2

I'm a little unsure about how to classify conditioning issues with solving least squares equations via the normal equations approach. I'm hoping to get verification that what I say below is correct, and have it pointed out if it is wrong. There seems to be two possible issues in terms of conditioning.

  1. A has a high condition number. Then I'm pretty sure that $\kappa(A^TA) = \kappa(A)^2$, so thus we have even a worse situation in solving $A^TAx = A^Tb$. Is this true?

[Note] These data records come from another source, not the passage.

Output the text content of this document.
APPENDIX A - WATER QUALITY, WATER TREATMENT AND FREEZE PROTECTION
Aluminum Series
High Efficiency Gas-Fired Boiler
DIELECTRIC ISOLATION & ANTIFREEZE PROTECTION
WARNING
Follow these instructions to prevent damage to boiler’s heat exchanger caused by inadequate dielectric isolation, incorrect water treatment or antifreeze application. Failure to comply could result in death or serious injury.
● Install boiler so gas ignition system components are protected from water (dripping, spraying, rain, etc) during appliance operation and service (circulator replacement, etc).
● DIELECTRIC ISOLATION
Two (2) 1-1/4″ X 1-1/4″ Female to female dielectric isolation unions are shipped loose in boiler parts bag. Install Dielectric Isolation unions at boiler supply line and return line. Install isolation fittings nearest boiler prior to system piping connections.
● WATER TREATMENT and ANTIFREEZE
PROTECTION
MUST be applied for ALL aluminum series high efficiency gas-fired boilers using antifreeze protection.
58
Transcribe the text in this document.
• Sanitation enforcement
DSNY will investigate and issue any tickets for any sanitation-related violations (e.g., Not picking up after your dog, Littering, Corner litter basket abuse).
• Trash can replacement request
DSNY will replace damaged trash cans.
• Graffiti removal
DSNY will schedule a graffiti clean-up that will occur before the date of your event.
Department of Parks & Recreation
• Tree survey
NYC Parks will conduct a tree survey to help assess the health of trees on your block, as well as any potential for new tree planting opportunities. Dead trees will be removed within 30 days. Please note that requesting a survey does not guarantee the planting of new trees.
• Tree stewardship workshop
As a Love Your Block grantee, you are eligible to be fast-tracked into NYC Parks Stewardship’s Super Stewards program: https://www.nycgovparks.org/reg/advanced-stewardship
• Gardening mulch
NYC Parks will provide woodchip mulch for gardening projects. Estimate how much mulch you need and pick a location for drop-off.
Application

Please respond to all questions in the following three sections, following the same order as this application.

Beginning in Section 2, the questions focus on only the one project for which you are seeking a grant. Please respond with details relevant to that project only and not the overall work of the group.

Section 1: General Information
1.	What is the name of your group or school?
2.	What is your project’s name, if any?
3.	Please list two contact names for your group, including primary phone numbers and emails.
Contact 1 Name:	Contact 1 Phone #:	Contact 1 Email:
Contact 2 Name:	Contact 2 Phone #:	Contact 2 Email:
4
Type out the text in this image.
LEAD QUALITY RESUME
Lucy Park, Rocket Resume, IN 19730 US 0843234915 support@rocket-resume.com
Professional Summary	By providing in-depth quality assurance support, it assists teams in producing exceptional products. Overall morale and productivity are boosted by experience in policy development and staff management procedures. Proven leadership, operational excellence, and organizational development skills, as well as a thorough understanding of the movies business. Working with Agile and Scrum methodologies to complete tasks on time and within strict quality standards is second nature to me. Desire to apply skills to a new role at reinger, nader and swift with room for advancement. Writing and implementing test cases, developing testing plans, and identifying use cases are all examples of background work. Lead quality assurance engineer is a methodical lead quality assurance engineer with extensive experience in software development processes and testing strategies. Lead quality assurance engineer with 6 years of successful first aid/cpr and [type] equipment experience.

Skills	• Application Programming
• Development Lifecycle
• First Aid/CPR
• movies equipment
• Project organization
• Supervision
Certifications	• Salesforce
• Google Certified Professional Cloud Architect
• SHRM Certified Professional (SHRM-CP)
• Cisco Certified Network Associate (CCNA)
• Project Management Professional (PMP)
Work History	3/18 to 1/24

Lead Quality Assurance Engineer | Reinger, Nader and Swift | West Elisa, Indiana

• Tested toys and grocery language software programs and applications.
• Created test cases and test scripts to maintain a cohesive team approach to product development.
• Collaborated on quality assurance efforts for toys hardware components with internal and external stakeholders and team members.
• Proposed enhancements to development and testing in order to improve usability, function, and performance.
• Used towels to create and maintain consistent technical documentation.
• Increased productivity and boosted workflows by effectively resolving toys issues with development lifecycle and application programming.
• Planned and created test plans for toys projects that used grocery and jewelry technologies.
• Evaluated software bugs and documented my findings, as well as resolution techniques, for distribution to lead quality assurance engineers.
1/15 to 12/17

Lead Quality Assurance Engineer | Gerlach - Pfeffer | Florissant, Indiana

  2. The textbook I am looking at seems to be more concerned with $A^TA$ being numerically singular. For example if:

$A = \left( \begin{array}{cc} 1 & 1 \\ 0 & \epsilon \\ \epsilon & 0 \end{array} \right) $

Then we have

$A^TA = \left( \begin{array}{cc} 1+\epsilon^2 & 1 \\ 1 &1+\epsilon^2 \end{array} \right) $

The textbook then says that is $\epsilon$ is small enough then we will run into problems with roundoff error where the matrix will be numerically singular. Is this technically an issue of conditioning as well, or would this fall under some other "category".

Fractal20
  • 1,479
  • 1
  • 13
  • 30
  • In least squares, there's always some $\kappa(A)^2$. If you look on the perturbation bounds (relation between the forward and backward errors), the squared condition number represents the sensitivity of the error with respect to the norm of the residual. So generally, the forward error associated with least squares problems with large residuals is more sensitive. The example just shows that it is generally a bad idea to form the normal equations explicitly. – Algebraic Pavel Dec 16 '13 at 14:07

1 Answers1

2

If $\epsilon$ is "small enough" then the columns of $A$ become "almost" identical, and so "almost" perfectly collinear. Then the $A^TA$ matrix becomes "almost" a matrix of $1$'s, and hence "almost" non-ivertible. So this is too an issue of near-perfect multicollinearity, which is linked to a high condition number. In other words, it is the same issue.